No.  Christians shouldn't participate in Halloween, Pat says, because "Halloween is Satan's night.  It's the night for the devil."  He goes on to say that, "we (Christians) don't believe in hauntings, we don't believe in ghosts, we don't believe in all that stuff," and then in the same breath follows it up with, "(Halloween) is skeletons, it's like, it's the dead rising."

So, let me get this straight; you don't believe in ghosts, but you do believe in the dead rising?

Of course, it's not the first time that a prominent evangelical has spoken vehemently against Halloween.  Two years ago, Kimberley Daniels of the Christian Broadcasting Network implied that not only was Satan abroad on Halloween, even the candy wasn't safe:
During Halloween, time-released curses are always loosed.  A time-released curse is a period that has been set aside to release demonic activity and to ensnare souls in great measure ... During this period demons are assigned against those who participate in the rituals and festivities.  These demons are automatically drawn to the fetishes that open doors for them to come into the lives of human beings.  For example, most of the candy sold during this season has been dedicated and prayed over by witches.  I do not buy candy during the Halloween season.  Curses are sent through the tricks and treats of the innocent whether they get it by going door to door or by purchasing it from the local grocery store.  The demons cannot tell the difference.
Given the volume of candy sold during October, I wonder how the candy manufacturers manage to curse it all. They must employ thousands of witches, working round the clock, saying satanic prayers like mad over moving conveyor belts. I guess the witches have to pray quickly, or they'll back up the whole process, and end up flinging un-cursed candy about in the manner of Lucille Ball.
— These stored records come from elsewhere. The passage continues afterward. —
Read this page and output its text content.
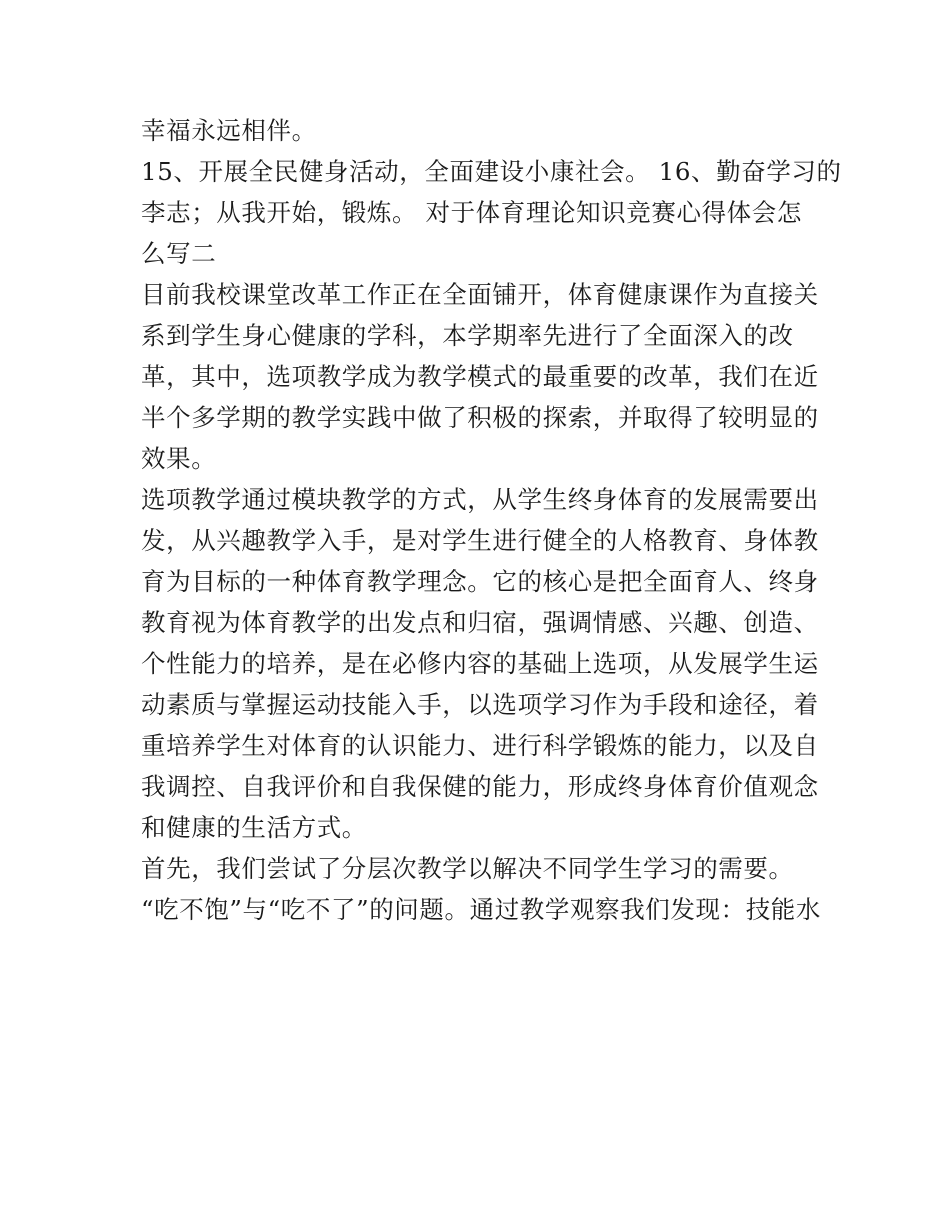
幸福永远相伴。
15、开展全民健身活动，全面建设小康社会。 16、勤奋学习的
李志；从我开始，锻炼。 对于体育理论知识竞赛心得体会怎
么写二
目前我校课堂改革工作正在全面铺开，体育健康课作为直接关
系到学生身心健康的学科，本学期率先进行了全面深入的改
革，其中，选项教学成为教学模式的最重要的改革，我们在近
半个多学期的教学实践中做了积极的探索，并取得了较明显的
效果。
选项教学通过模块教学的方式，从学生终身体育的发展需要出
发，从兴趣教学入手，是对学生进行健全的人格教育、身体教
育为目标的一种体育教学理念。它的核心是把全面育人、终身
教育视为体育教学的出发点和归宿，强调情感、兴趣、创造、
个性能力的培养，是在必修内容的基础上选项，从发展学生运
动素质与掌握运动技能入手，以选项学习作为手段和途径，着
重培养学生对体育的认识能力、进行科学锻炼的能力，以及自
我调控、自我评价和自我保健的能力，形成终身体育价值观念
和健康的生活方式。
首先，我们尝试了分层次教学以解决不同学生学习的需要。
“吃不饱”与“吃不了”的问题。通过教学观察我们发现：技能水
In any case, I find it baffling that people listen to these people, and downright astonishing that anyone believes it.  On the other hand, is it really so inconsistent with what the bible actually says?  One thing you have to say for people like Robertson and Daniels: they walk the talk.  The bible is full of stories of people, and sometimes entire cities, who did something naughty in god's eyes and got the crap smitten out of them.  God had no problem with the righteous killing the unrighteous, including unrighteous infants ("Happy the man who takes your babies and smashes them against a rock!" [Psalm 137:9])  Natural disasters were always attributed to "god's will."  Demons and evil spirits were everywhere.

So, honestly, once you decide that the bible is literally true, it's a reasonable result that you'll believe all of this sort of stuff.  Reverend Pat is just the furthest reaches of the logical chain that begins with the assumption, "the bible is god's revealed truth."  It is perhaps the rest of the Christians that have some 'splainin' to do.